For years we haven't seen much innovation in TVs beyond growing screen sizes and shrinking costs — but that all changes with the LG Curved OLED TV ($15,000). The first organic LED display to hit the United States market, it passes electrical current through a biological substance that glows without a backlight. This gives it the truest blacks and most vibrant colors of any display, while maintaining a 4.3 mm thickness and 38 pound weight (unheard-of for a 55-inch screen). Couple that with a curved design that delivers an I-Max-like experience, 3D tech, and smart TV functionality, and you've got one hell of an addition to your living room.

  • Logitech Harmony Ultimate Remote

    Not satisfied with the IR-only capabilities of the Logitech Harmony Touch? Feast your eyes on the Logitech Harmony Ultimate Remote ($350). True to its grandiose name, this powerhouse might look a lot like the Touch, but uses RF signals to communicate with a Hub that in turn issues signals over Infrared and Bluetooth to everything from TVs to PS3s. It also controls Philips Hue lights, and offers its own 2.4" touchscreen — but if you'd rather use something a bit larger, you can download the Harmony app and control the whole show from your smartphone or tablet.

  • Sony X1 4K Media Player

    We're still a ways off from 4K being mainstream, so if you're one of the lucky few with a 4K-capable set and a dearth of content to show on it, the Sony X1 4K Media Player ($700) should be able to help.
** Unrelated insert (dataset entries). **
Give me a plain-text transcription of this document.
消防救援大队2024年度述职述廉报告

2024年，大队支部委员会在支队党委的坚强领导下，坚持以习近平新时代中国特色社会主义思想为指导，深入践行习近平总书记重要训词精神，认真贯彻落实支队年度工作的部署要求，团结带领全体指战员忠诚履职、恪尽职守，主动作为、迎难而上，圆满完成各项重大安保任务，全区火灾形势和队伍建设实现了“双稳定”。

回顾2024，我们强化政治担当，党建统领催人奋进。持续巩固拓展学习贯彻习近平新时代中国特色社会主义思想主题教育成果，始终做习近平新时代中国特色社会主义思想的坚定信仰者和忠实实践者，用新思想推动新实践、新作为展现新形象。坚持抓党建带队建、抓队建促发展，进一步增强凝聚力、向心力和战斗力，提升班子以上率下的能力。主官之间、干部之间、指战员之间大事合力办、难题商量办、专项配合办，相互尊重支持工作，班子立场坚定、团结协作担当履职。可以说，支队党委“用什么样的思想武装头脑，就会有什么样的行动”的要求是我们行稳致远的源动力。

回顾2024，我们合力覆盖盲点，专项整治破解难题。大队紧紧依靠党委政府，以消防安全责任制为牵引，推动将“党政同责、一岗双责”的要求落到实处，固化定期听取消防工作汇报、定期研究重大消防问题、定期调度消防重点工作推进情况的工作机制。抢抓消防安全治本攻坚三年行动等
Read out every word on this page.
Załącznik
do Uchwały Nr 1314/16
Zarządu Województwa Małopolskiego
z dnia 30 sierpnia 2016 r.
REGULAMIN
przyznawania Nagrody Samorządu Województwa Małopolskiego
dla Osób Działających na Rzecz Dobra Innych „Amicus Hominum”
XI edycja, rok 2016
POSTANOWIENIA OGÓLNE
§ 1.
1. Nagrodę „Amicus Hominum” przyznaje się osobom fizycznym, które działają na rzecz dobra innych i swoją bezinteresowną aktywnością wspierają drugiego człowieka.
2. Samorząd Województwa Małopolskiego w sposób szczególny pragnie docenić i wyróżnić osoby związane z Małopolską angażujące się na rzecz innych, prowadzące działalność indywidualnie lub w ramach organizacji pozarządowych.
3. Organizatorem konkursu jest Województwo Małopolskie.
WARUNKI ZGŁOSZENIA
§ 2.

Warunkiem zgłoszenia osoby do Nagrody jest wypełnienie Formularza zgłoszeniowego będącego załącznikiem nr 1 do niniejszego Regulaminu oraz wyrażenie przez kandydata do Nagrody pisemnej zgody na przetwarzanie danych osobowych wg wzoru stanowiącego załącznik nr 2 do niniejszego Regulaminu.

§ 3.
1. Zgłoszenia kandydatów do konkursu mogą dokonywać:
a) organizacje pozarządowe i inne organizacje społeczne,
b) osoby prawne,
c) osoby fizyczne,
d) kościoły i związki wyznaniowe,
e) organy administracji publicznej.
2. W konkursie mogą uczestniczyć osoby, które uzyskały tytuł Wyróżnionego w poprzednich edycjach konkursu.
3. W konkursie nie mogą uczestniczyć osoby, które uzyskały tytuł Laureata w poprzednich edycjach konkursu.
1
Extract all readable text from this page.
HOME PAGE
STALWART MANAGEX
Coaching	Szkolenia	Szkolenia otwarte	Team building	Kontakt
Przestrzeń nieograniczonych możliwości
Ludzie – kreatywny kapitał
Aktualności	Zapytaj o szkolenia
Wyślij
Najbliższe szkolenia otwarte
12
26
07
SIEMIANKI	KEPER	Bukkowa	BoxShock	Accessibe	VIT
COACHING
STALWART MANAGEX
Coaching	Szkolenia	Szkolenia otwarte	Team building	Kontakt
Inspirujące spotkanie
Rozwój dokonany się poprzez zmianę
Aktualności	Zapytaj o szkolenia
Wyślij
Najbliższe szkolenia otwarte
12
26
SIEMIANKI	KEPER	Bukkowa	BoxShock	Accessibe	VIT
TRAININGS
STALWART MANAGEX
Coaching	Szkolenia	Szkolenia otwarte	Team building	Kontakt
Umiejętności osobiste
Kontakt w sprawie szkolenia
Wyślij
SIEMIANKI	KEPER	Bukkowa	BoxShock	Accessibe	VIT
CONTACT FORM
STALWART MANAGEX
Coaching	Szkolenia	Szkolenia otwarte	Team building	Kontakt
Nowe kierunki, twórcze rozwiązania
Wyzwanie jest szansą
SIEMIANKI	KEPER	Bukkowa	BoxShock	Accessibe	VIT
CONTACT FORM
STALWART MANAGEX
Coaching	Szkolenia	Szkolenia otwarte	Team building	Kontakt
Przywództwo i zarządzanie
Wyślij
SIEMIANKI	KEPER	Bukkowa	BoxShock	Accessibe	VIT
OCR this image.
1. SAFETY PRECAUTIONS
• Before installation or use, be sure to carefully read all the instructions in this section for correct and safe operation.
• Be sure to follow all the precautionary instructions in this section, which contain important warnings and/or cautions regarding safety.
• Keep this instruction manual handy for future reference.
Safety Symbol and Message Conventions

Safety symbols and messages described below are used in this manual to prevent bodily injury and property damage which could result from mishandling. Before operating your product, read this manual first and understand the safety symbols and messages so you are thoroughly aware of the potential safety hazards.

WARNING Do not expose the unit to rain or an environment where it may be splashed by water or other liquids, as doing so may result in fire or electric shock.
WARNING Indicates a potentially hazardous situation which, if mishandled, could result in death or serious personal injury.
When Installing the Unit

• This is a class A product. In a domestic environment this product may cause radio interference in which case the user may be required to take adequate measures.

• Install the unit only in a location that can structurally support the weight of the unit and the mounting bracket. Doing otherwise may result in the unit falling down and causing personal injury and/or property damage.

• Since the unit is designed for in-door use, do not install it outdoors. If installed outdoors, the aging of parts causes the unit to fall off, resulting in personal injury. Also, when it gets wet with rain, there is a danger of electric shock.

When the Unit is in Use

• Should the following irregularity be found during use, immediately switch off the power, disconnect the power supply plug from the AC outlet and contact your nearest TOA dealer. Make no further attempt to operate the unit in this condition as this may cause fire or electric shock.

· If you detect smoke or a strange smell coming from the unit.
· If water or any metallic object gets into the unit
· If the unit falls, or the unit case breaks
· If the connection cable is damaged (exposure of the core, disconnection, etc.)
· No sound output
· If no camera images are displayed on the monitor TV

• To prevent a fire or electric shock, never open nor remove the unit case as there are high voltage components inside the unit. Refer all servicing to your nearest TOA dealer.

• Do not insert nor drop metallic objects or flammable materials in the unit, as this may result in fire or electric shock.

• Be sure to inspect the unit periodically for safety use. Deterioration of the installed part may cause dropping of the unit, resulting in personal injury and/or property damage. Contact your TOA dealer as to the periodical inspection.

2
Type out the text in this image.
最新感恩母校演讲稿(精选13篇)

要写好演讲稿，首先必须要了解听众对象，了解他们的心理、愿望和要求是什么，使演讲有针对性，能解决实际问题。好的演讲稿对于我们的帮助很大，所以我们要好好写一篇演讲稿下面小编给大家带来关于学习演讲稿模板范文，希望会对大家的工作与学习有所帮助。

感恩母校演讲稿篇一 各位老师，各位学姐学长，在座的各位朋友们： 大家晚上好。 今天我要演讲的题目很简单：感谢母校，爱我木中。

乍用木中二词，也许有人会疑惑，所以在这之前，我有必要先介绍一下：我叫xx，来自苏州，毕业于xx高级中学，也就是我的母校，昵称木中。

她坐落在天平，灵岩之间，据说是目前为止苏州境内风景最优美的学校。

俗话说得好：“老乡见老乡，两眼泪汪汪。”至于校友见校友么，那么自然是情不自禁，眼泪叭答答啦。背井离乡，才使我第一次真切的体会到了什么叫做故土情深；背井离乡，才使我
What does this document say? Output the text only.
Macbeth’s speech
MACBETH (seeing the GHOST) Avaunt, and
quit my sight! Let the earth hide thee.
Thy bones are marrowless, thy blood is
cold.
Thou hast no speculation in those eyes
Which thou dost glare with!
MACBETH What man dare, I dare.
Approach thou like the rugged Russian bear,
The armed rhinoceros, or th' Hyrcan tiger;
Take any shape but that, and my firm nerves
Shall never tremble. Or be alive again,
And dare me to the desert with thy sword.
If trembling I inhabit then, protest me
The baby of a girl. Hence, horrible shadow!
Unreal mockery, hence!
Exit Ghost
Arriving this summer, the player will come pre-loaded with 10 movies of varying quality, ranging from the Adam Sandler/Andy Samberg horror show That's My Boy to all-time classic Taxi Driver. Perhaps more importantly, that content is only there to tide you over until Sony's distribution service launches later in the year, giving you fee-based access to content from Sony Pictures and the always mysterious "other notable production houses". Still, it beats watching upscaled 1080p content — unless we're talking about Battle: Los Angeles, in which case we'd rather watch 480p reruns of Coach off of Netflix.